Composé de quatre adultes et d’un enfant, ce drôle de ménage se vit comme une famille recomposée, plus que comme une colocation. Les repas se prennent la plupart du temps ensemble, sans aucune obligation. Alexandre et Marine gardent volontiers le fils de leurs amis. Comme dans toute maison, les tâches ménagères peuvent faire l’objet de tensions. “Il y a un équilibre qu’il faut en permanence chercher, mais grâce à l’habitat collectif, quand l’un est plus occupé, les autres prennent le relais”, observe Florian. L’hiver dernier, la maison a même accueilli un premier repas de Noël avec des bouts de famille de chaque habitant.

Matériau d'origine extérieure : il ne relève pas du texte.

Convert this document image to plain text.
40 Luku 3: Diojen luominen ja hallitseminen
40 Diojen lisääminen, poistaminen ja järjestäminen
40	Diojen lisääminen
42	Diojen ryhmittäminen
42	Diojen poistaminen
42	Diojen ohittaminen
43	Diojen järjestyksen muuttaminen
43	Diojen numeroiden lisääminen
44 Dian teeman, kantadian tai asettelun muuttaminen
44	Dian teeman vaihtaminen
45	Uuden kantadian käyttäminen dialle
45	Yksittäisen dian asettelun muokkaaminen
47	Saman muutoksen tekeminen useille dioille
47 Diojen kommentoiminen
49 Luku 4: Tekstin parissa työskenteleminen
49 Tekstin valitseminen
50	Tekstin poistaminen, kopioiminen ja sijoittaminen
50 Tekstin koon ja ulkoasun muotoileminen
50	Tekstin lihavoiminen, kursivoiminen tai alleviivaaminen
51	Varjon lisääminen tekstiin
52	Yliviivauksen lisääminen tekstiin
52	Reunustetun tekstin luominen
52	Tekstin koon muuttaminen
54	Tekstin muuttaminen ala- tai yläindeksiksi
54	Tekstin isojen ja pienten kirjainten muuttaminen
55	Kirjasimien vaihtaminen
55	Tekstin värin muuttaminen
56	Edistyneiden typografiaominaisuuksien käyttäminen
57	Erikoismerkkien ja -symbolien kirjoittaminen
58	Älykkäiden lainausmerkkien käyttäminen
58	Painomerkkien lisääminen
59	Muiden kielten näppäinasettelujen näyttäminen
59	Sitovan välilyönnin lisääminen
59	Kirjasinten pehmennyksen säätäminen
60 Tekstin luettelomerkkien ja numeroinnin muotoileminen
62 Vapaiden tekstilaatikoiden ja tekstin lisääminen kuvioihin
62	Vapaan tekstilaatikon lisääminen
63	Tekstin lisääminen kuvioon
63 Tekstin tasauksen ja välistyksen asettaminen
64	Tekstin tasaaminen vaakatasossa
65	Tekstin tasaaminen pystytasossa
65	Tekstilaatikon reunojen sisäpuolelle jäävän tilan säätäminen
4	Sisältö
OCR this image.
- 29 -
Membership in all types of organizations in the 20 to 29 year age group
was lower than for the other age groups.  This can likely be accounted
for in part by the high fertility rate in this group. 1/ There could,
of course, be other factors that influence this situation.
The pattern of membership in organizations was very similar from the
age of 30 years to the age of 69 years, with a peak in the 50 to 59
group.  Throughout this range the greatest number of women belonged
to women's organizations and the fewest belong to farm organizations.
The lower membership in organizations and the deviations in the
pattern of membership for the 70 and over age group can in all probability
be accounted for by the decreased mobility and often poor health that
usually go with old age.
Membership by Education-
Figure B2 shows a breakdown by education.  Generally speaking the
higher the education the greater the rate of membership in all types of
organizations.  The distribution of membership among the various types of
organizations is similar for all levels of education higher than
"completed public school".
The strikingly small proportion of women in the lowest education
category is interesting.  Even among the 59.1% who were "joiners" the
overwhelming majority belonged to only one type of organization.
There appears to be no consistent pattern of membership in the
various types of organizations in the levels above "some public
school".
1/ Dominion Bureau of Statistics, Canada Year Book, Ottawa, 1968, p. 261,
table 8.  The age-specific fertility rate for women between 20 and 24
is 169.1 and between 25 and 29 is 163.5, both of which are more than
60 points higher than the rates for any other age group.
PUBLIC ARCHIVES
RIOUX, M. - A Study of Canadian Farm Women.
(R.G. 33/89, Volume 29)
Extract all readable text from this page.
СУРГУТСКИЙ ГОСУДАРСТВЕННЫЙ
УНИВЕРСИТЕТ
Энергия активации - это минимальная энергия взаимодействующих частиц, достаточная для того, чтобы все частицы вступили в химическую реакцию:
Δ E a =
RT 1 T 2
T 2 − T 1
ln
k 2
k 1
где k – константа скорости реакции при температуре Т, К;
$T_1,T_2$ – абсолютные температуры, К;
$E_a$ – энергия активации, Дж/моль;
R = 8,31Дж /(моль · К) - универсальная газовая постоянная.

Bien sûr des questions se posent. Notamment sur la capacité des actuels ou futurs compagnes et compagnons d’Alexandre et Marine à accepter ce mode de vie. “Les questions se posent quand elles arrivent. Actuellement, ma vie n’a pas tellement changé, je me sens libre, sans contrainte. Je vis par exemple très facilement le fait d’habiter avec un enfant. Je me verrai bien fonder une famille ici, on verra bien”, philosophe Alexandre. Quoi qu’il en soit, tout a été pensé de manière à ce que chacun puisse partir à n’importe quel moment en louant sa part ou en la revendant.
Malgré la bienveillance que suscite leur projet auprès de leur entourage ou dans le quartier, les cohabitants regrettent que l’habitat collectif ne soit pas plus développé que cela. “J’ai l’impression que cela commence à peine à avoir de l’écho, alors que c’est une pratique qui répond à de nombreuses problématiques contemporaines. Et sur le plan idéologique, même si c’est difficile, je suis convaincue qu’on vit mieux en expérimentant le collectif”, souffle Hegoa.